Like we have always said at Factori, where people go says a lot about who they are. A one-hour qualitative focused group will not reveal the true nature, real lifestyles, and consumption habits of consumer segments as much as mobility data does. But human mobility data is not just about audience insights and segmentation. One of its more critical use cases is in predicting markets, business, and sector performance. It enables research agencies and consequently, brands in answering the questions that must be asked in the post-pandemic world
- Are consumers still going to stores to buy their monthly groceries or have they moved to online grocery purchase?
- Can grocery chains use these insights for smarter site selection, optimizing store staff, or rethinking their physical footprint?
- What products do consumers now buy online and what do they keep for offline retail?
- Which physical locations still get more footfall traffic Movie theaters, Malls, Restaurants? What kind of restaurants?
- Are consumers traveling more after the great lockdown of 2020?
- Which modes of transport makes them feel safer on the road in the new world?
- Does this hold any answers for OOH site selection?
- Can airlines or bus aggregators use these insights? How?

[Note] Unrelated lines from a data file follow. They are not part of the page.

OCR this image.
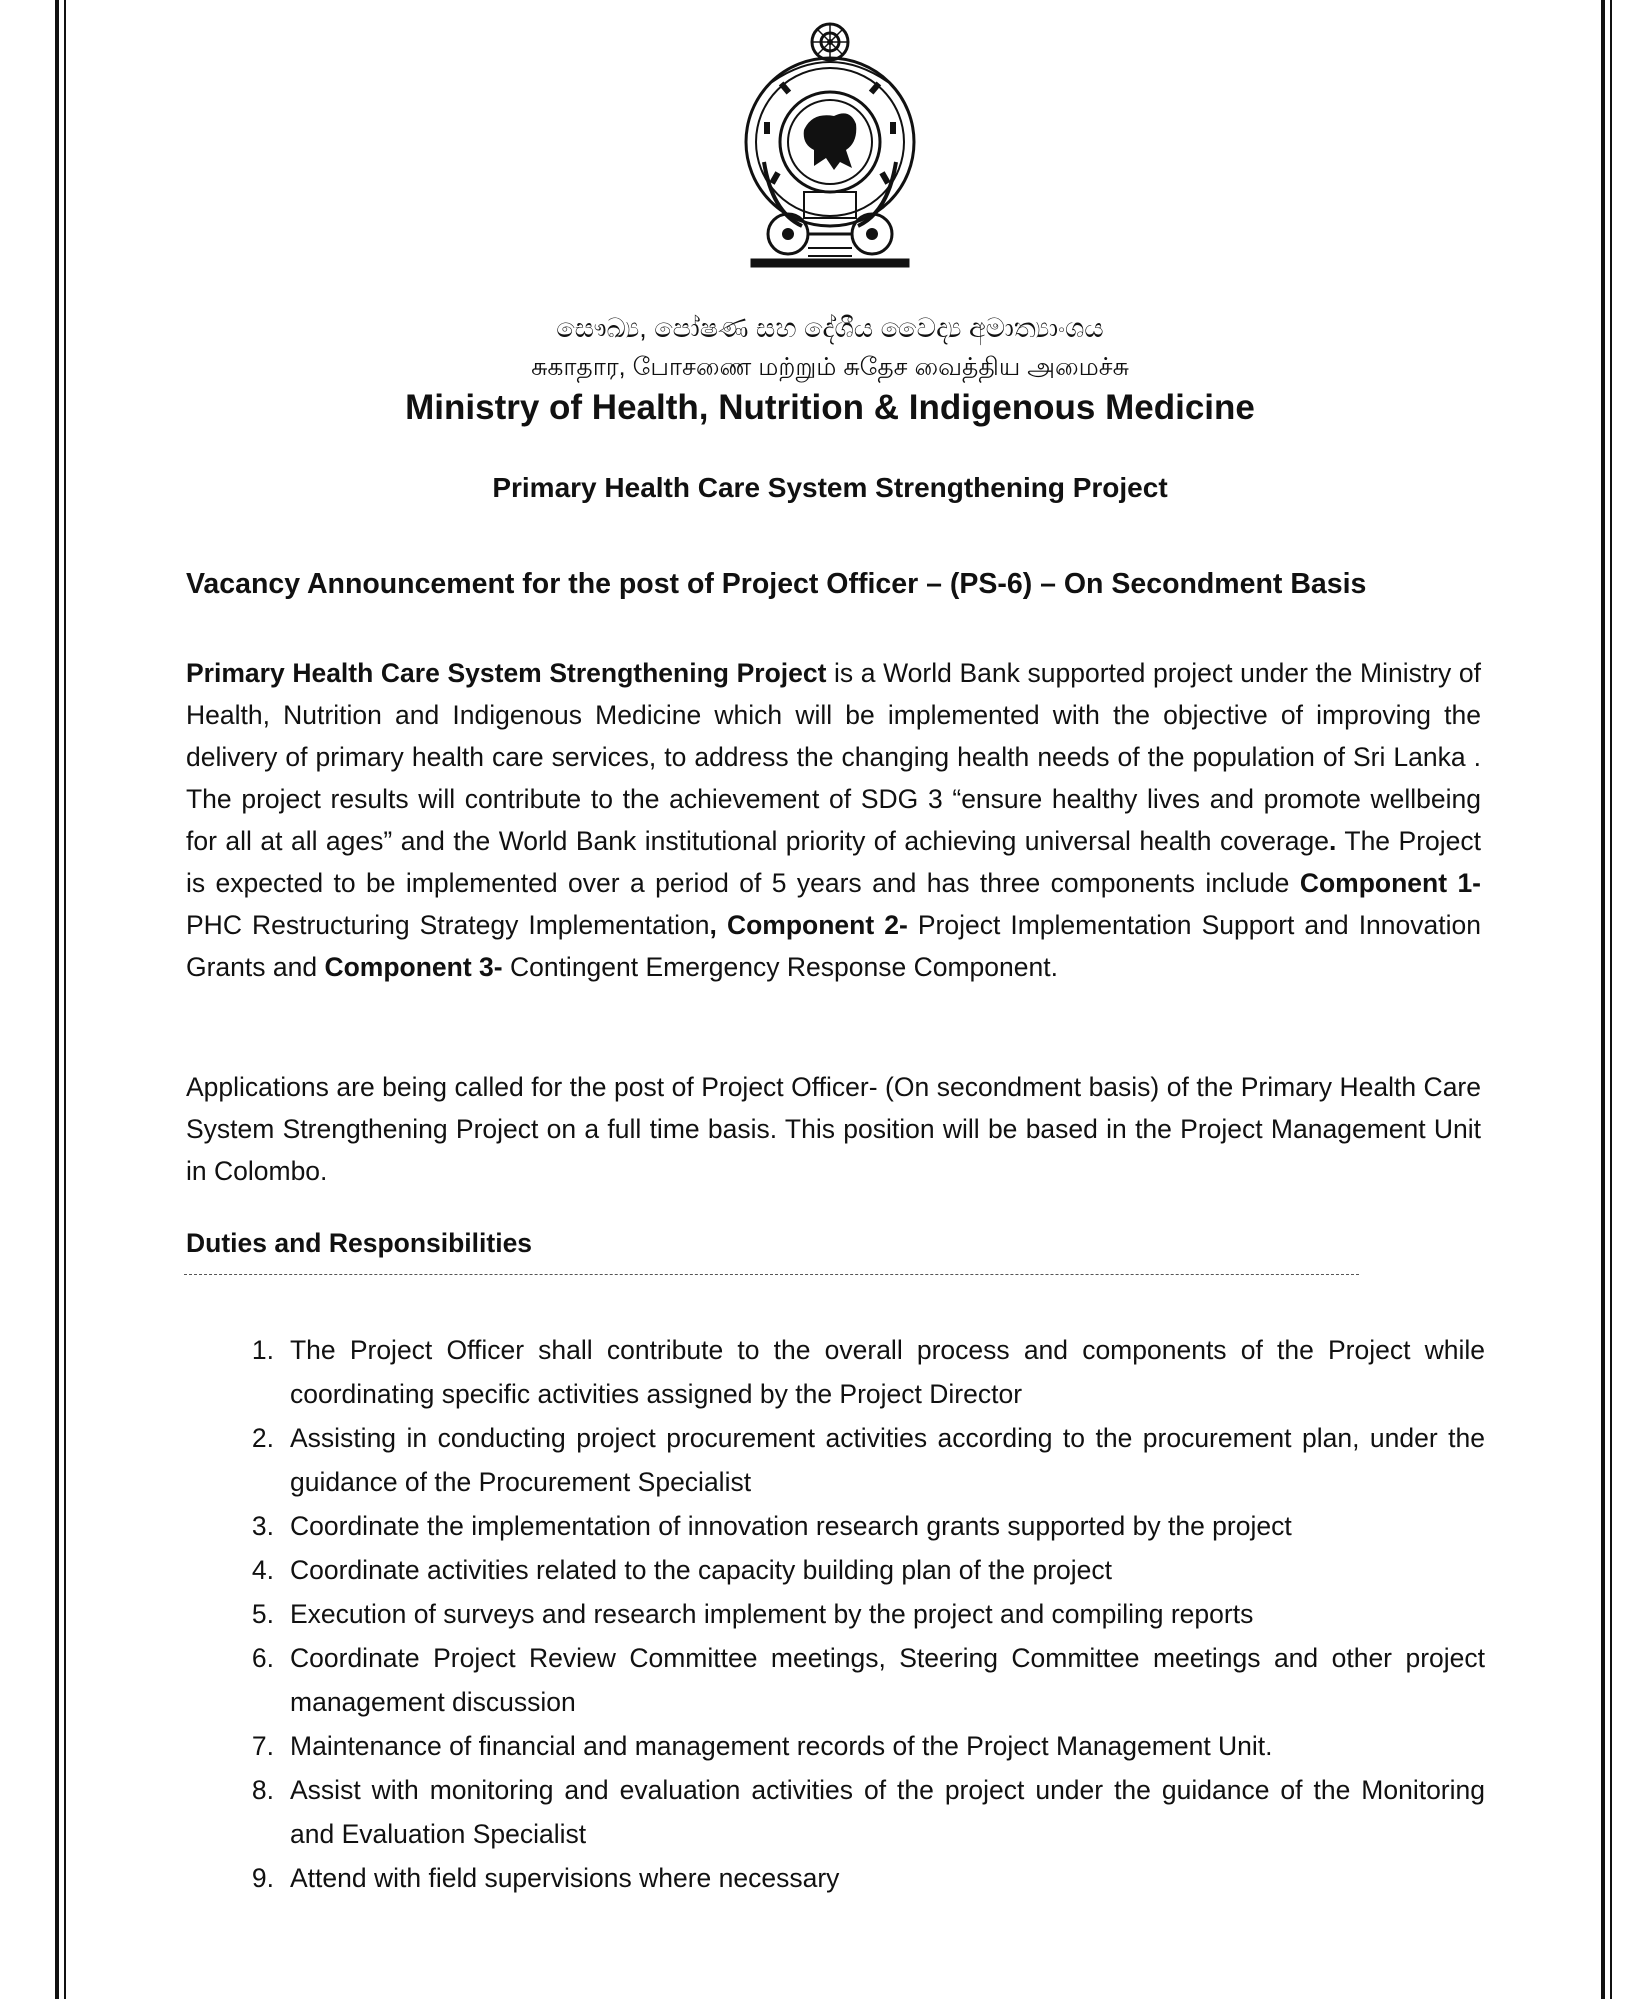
සෞඛ්‍ය, පෝෂණ සහ දේශීය වෛද්‍ය අමාත්‍යාංශය
சுகாதார, போசணை மற்றும் சுதேச வைத்திய அமைச்சு
Ministry of Health, Nutrition & Indigenous Medicine
Primary Health Care System Strengthening Project
Vacancy Announcement for the post of Project Officer – (PS-6) – On Secondment Basis
Primary Health Care System Strengthening Project is a World Bank supported project under the Ministry of Health, Nutrition and Indigenous Medicine which will be implemented with the objective of improving the delivery of primary health care services, to address the changing health needs of the population of Sri Lanka . The project results will contribute to the achievement of SDG 3 “ensure healthy lives and promote wellbeing for all at all ages” and the World Bank institutional priority of achieving universal health coverage. The Project is expected to be implemented over a period of 5 years and has three components include Component 1- PHC Restructuring Strategy Implementation, Component 2- Project Implementation Support and Innovation Grants and Component 3- Contingent Emergency Response Component.
Applications are being called for the post of Project Officer- (On secondment basis) of the Primary Health Care System Strengthening Project on a full time basis. This position will be based in the Project Management Unit in Colombo.
Duties and Responsibilities
1. The Project Officer shall contribute to the overall process and components of the Project while coordinating specific activities assigned by the Project Director
2. Assisting in conducting project procurement activities according to the procurement plan, under the guidance of the Procurement Specialist
3. Coordinate the implementation of innovation research grants supported by the project
4. Coordinate activities related to the capacity building plan of the project
5. Execution of surveys and research implement by the project and compiling reports
6. Coordinate Project Review Committee meetings, Steering Committee meetings and other project management discussion
7. Maintenance of financial and management records of the Project Management Unit.
8. Assist with monitoring and evaluation activities of the project under the guidance of the Monitoring and Evaluation Specialist
9. Attend with field supervisions where necessary
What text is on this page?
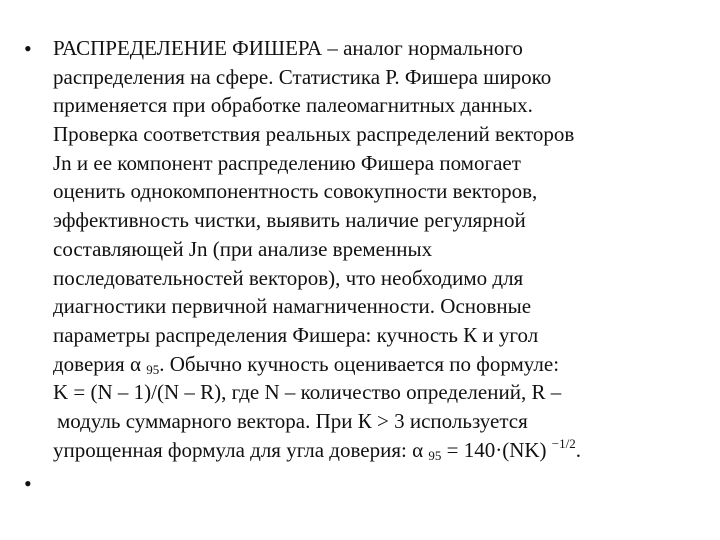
• РАСПРЕДЕЛЕНИЕ ФИШЕРА – аналог нормального
распределения на сфере. Статистика Р. Фишера широко
применяется при обработке палеомагнитных данных.
Проверка соответствия реальных распределений векторов
Jn и ее компонент распределению Фишера помогает
оценить однокомпонентность совокупности векторов,
эффективность чистки, выявить наличие регулярной
составляющей Jn (при анализе временных
последовательностей векторов), что необходимо для
диагностики первичной намагниченности. Основные
параметры распределения Фишера: кучность К и угол
доверия α $_{95}$. Обычно кучность оценивается по формуле:
K = (N – 1)/(N – R), где N – количество определений, R –
модуль суммарного вектора. При К > 3 используется
упрощенная формула для угла доверия: α $_{95}$ = 140·(NK) $^{-1/2}$.
•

These questions just scratch the surface of all that is possible when research agencies take the leap to omni-channel data points that combine human mobility and online behaviours.
Market research has always answered the important questions. Are they equipped for the new ones that the post-pandemic world will open up?
Optimizing ROI across all cost-centers including market, operations, omnichannel footprint, winning back customers, and gaining competitive advantage will all be top of mind for brands in the post-pandemic and likely mid-recession world. How market research agencies enable them to navigate this flux and churn will differentiate the winners from the losers. Information advantage will be key and with real world data sets, market research agencies will be better equipped to do what they do best delivering this information advantage for strong business outcomes.